Today the editorial board of the New York Times published an article called, “Take a Bad Year and Make it Better.” It’s a long piece and it includes an impressive discussion of some very good things that happened in 2016. The one I liked the best was this.
“West Virginia . . . a state that turned its back on Democrats, where populist anger fed on racism and working-class despair. But it’s also the home of Blind Alfred Reed, a Methodist minister and old-time folk fiddler who died 60 years ago. He is buried in Mercer County, which gave Mr. Trump 75 percent of the vote. Blind Alfred wrote a remarkable song, “Always Lift Him Up.” Its many verses counsel unflinching kindness for the most unloved and unlovable among us.
If he has no friends and everything’s against him/If he’s failed at everything that he has tried/Try to lift his load and help to bear his burden/Let him know that you are walking by his side.

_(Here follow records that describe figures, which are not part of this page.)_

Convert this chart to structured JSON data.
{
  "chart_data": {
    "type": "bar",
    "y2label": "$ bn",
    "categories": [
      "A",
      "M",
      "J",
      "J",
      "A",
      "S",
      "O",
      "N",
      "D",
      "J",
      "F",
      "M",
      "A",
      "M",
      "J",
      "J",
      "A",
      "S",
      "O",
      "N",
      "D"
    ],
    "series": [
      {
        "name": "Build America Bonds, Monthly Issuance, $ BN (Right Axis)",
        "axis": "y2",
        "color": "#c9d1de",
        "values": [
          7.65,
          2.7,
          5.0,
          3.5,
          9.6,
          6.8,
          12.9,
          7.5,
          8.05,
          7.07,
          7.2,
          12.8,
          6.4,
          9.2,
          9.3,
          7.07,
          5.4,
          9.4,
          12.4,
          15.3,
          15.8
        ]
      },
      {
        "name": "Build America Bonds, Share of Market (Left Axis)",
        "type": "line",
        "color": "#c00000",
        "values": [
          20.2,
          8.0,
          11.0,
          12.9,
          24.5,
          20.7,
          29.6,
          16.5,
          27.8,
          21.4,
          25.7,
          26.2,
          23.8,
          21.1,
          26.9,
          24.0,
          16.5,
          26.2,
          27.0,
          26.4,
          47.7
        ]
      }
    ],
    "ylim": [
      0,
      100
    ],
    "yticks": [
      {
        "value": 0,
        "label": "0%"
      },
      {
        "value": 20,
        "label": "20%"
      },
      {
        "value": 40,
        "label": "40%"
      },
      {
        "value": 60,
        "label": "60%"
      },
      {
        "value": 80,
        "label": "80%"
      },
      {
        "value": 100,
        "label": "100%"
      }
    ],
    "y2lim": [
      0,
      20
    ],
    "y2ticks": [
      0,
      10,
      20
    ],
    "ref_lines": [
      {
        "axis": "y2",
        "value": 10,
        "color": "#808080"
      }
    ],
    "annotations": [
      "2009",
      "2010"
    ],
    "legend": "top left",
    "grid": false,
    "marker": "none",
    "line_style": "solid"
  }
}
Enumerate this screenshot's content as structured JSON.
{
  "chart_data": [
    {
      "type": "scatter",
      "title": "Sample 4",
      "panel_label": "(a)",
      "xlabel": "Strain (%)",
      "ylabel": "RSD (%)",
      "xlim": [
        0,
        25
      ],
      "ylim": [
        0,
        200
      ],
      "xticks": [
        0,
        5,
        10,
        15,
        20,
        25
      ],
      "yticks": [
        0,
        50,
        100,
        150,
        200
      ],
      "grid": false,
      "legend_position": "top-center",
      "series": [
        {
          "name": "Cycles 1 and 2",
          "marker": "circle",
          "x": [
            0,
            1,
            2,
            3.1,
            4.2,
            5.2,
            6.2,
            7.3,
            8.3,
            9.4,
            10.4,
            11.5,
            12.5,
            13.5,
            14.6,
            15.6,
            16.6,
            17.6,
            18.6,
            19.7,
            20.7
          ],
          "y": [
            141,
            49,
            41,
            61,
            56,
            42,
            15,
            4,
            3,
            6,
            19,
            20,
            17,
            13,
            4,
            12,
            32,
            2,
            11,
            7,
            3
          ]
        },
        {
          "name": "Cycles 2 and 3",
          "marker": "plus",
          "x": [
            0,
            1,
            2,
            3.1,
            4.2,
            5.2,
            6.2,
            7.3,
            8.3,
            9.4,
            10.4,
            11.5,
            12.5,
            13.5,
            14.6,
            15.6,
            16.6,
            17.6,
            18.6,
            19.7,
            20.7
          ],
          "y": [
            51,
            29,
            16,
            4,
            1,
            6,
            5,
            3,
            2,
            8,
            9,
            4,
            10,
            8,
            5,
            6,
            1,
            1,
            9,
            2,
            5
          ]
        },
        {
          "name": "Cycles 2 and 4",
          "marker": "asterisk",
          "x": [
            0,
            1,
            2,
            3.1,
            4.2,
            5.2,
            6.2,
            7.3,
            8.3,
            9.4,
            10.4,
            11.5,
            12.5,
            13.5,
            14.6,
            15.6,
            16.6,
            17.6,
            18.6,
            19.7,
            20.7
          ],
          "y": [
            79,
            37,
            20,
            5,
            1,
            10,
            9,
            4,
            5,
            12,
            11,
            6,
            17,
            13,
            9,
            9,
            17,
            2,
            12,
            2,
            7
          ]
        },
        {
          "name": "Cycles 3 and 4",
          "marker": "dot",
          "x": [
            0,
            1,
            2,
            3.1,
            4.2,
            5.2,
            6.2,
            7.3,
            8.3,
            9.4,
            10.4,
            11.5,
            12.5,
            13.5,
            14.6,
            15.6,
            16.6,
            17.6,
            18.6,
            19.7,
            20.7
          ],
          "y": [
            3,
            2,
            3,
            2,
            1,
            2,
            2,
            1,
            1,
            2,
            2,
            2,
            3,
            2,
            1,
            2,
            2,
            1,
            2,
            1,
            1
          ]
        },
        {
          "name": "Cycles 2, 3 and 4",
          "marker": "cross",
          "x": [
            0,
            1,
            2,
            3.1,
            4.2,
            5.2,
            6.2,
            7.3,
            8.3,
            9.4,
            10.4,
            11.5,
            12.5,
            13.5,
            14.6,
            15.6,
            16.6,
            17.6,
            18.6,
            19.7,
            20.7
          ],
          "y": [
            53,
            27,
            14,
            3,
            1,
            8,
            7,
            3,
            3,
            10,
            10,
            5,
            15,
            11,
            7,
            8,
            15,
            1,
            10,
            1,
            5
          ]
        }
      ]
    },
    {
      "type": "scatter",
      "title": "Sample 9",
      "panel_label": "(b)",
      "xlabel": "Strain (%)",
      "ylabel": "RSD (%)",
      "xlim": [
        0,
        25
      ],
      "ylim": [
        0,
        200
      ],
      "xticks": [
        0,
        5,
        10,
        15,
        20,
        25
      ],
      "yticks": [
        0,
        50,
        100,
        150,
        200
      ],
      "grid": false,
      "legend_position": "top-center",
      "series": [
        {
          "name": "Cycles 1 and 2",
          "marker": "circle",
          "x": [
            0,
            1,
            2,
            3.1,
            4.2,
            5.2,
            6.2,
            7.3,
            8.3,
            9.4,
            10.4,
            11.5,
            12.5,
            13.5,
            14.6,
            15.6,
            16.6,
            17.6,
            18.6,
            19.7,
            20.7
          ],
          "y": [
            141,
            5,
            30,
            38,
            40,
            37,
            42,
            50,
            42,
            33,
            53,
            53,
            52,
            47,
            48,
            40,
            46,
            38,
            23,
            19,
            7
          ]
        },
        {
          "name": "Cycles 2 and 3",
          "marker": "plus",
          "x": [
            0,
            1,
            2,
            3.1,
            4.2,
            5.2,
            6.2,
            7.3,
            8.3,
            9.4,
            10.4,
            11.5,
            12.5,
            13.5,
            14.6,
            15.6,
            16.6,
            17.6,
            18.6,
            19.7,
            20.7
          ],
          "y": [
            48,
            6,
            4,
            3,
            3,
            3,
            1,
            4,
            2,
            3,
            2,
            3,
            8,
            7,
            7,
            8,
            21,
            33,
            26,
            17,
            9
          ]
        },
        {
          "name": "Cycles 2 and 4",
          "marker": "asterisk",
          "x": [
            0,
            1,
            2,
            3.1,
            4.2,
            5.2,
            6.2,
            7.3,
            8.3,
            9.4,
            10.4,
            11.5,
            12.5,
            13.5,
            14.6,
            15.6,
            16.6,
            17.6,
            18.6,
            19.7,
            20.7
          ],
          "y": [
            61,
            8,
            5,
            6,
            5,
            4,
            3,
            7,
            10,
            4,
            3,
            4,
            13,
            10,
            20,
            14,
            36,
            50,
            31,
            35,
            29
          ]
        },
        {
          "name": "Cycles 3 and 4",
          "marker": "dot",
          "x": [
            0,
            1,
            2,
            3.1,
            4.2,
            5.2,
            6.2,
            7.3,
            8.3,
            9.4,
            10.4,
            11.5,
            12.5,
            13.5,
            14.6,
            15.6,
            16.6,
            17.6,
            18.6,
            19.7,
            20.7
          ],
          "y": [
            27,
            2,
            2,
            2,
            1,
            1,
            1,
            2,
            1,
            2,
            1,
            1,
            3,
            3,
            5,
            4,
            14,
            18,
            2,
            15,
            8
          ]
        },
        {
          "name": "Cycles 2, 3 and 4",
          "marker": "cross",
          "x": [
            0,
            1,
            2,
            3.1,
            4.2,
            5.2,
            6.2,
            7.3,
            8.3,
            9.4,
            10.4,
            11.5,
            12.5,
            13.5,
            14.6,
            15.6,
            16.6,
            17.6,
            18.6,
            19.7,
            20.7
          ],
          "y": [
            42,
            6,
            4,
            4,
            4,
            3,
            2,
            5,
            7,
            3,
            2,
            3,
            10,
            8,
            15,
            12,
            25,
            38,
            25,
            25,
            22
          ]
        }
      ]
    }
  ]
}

If he feels that all is lost and he is falling/Try to place that poor man’s feet on solid ground/Just remember he’s some mother’s precious darling/Always lift him up and never knock him down.
That’s a message for these times. Lift up those in the Fight for $15, those fighting policing abuses and discrimination, those who are marginalized and poor and weak. This may be the most heartening development in a dismal year — the evidence all around that we know how to do this, and can indeed summon the will.”
I am writing this in the late afternoon of Saturday the 31st of December 2016, the end of the year. It is still getting dark before 5:00 but the days are growing longer since the Solstice; in spite of chilly temperatures, there is a slight change in the air, especially on those crisp days when the sun is out and the sky is clear. Another full turn of the seasons and, before we realize it, it will be high summer again here in the Tidewater of Virginia.
After all the deaths–of friends, of family, of well-known women and men in the arts, in literature, in science, in the popular culture, in its halting, magnificent way, life will continue, will continue to delight us, horrify us, wound us, heal us, will continue to hand us every morning the grace of another day. As a friend of mine always says, “Life just shows up.” I believe that, in the face of some very serious threats to a great many important things, life will indeed show up.
In her book, For the Time Being, Annie Dillard writes,
“For the world is as glorious as ever, and exalting, but for credibility’s sake let’s start with the bad news.”
And Pilgrim at Tinker Creek declares that,
“. . . beauty and grace are performed whether or not we will or sense them. The least we can do is try to be there.”
surrounded by photographs of the generations of my family,
my old cat Isaac sleeping nearby,
and I will wash my mind as clean as I can and look at the long road behind and at what I pray will be a long road ahead. I will think about the many wonders of the year that is almost behind me. The list is long.
I will say what Anne Lamott believes are the only three prayers we need:
“Help me. Thank you. Wow.”
For nearly three years, I have started my day with a long conversation with my cousin, Jane, who lives in Texas. Our hour on the telephone usually includes reading aloud from the Scriptures or from a book we’ve chosen, news of our large family of cousins, frequently an extended discussion of some idea from what we’ve just read–which can lead to almost anything. Recently I have developed the habit of talking very early, usually before my call to Jane, with a friend here with whom I read the St. Francis Prayer. It is a lovely way to begin my day. And, once again, Annie Dillard,
“How we spend our days, of course, is how we spend our lives.”
Which brings me to the subject of this blog, “Ahh-Yoo-Yahh.”
On March 27 of this year I published a blog called “Hallelujah: An Easter Meditation,” in which I told the story of having watched K.D. Lang singing Leonard Cohen’s haunting song, “Hallelujah,” with my grandson since he was just a few months old. We watched it, first on my laptop, later on the television, every time he came over, usually once or twice a week.
He is now nearly two and when he walks in the door of my co-op, he smiles up at me and says,
The song’s refrain is,
“It’s a cold and it’s a broken hallelujah.”
It is always cold and it is always broken, but by God, there is always a hallelujah!
Leonard Cohen, one of the many deaths in this death-riddled year, also famously wrote,
“There is a crack in everything, that’s how the light gets in.”
I don’t make New Year’s resolutions, mostly because of a long history of making them and not keeping them. But I have a New Year’s prayer. I pray that my wound may be deep enough and wide enough to let in an abundance of light, enough light that I can share it and maybe, just maybe, brighten some small corner of someone’s darkness.
HAPPY NEW YEAR
With apologies to Katie Andraski for not only not publishing on Monday instead of Sunday but for publishing a day earlier than early! Katie, just ignore it until Tuesday!